Abstract

We report here follow-up data on subjects who were examined in two surveys conducted by the United States Center for Health Statistics at an interval of 8 years. The first survey was the 1st National Health and Nutrition Examination Survey (NHANES-1), and the second conducted 8 years later was the National Health and Nutrition Epidemiologic Follow-up Study (NHEFS). From an original sample of 3023 subjects, 153 were known to be deceased, leaving a potential sample of 2870 cases, of whom 2341 were ultimately examined in the NHEFS. The definition of pain used in the NHANES-1 survey identified 15% of the subjects as suffering from persistent pain.
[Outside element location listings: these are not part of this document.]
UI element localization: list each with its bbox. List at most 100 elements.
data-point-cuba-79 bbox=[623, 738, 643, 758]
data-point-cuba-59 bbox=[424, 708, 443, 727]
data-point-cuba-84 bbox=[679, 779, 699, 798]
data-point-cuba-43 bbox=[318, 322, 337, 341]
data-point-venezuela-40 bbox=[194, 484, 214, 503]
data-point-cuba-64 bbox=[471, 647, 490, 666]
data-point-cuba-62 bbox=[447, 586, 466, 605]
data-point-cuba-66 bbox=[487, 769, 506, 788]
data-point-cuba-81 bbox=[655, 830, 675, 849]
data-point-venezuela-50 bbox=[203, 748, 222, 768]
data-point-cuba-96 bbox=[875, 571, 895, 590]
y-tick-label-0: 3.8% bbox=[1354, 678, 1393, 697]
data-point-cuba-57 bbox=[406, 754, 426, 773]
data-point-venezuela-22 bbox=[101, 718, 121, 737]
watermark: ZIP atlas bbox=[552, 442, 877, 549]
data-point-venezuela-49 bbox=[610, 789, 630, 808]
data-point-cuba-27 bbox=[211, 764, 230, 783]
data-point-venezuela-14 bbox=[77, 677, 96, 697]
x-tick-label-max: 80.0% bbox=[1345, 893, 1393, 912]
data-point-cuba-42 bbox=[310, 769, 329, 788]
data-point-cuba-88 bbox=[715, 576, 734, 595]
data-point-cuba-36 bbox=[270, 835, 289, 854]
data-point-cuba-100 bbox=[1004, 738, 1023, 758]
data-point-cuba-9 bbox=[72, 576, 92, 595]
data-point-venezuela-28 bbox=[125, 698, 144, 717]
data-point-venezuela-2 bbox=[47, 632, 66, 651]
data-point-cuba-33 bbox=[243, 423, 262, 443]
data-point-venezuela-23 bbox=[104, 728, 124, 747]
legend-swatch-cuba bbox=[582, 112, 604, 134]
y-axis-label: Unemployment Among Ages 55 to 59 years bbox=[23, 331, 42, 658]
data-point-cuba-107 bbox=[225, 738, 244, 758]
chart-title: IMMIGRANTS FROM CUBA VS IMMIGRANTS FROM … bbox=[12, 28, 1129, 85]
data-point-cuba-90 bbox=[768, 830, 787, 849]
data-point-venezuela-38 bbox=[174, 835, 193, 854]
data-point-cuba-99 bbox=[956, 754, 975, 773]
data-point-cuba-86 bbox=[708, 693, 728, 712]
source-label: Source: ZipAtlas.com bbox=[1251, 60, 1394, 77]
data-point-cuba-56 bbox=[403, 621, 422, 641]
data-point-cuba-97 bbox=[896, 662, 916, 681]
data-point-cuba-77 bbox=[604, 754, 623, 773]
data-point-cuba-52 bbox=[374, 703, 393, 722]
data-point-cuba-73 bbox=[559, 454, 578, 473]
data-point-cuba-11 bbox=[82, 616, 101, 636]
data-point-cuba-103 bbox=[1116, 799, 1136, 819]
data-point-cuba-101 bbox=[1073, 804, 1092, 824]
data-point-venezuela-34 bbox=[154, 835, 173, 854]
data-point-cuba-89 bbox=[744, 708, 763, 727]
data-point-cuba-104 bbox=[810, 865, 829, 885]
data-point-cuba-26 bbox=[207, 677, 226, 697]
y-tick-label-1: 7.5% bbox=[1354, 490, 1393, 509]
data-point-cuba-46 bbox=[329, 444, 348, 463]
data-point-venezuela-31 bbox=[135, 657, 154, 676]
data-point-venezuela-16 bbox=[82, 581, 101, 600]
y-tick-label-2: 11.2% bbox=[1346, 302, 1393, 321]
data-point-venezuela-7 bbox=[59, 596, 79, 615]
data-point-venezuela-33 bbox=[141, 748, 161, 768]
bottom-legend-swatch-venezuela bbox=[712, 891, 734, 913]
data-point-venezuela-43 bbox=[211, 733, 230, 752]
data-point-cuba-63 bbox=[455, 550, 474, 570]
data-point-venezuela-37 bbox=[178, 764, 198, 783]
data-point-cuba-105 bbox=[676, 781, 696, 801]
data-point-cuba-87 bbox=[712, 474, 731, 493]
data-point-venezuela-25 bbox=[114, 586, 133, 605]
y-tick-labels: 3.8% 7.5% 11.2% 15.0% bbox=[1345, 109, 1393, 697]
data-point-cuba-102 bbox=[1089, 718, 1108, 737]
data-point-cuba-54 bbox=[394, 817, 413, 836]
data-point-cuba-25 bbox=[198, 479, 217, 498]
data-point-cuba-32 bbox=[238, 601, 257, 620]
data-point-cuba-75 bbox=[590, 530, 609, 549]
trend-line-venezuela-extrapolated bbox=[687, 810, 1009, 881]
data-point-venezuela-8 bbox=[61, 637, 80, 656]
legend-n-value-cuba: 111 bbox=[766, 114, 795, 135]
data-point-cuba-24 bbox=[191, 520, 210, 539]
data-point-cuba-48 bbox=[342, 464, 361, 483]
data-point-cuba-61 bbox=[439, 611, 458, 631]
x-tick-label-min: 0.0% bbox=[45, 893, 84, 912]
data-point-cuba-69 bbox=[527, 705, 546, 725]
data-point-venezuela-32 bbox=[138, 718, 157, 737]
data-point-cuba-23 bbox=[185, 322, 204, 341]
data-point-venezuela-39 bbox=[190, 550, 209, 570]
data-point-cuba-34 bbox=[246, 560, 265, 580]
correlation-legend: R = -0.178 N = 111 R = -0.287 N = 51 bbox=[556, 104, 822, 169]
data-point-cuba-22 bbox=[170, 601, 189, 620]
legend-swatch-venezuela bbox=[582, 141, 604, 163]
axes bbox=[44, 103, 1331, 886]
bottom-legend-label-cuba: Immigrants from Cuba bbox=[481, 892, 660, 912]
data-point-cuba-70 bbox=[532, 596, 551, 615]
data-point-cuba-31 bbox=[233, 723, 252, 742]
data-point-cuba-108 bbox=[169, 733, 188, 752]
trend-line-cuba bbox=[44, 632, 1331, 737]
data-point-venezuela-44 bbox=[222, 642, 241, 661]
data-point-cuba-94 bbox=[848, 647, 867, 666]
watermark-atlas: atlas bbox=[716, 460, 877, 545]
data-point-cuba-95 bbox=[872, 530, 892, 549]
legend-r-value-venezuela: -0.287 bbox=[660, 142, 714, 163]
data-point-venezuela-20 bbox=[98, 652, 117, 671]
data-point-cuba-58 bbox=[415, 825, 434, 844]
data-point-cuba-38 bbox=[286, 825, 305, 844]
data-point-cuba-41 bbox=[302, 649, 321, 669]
Using a different pain definition, in the NHEFS, the frequency of subjects with chronic pain was 32.8%. Applying this second definition, the percentage of subjects with chronic pain in the NHANES-1 had risen from 15 to 20.2. Some subjects (32.5%) who originally had chronic pain were free from pain at the time of follow-up; 59% of the subjects with chronic pain on follow-up did not have it initially. As found originally in the NHANES-1, the group with chronic pain at the NHEFS comprised significantly more females, older people, and people with lower income. On logistic regression analysis the strongest relationship found at the NHEFS between the variables examined was between chronic pain and depression. Using a cut-off point of ⩾ 20 on the Center for Epidemiologic Studies Depression scale (CESD), 16.4% of the subjects with chronic pain were depressed compared with 5.7% among those with no chronic pain (corrected odds ratio 3.26, confidence intervals 2.4–4.43).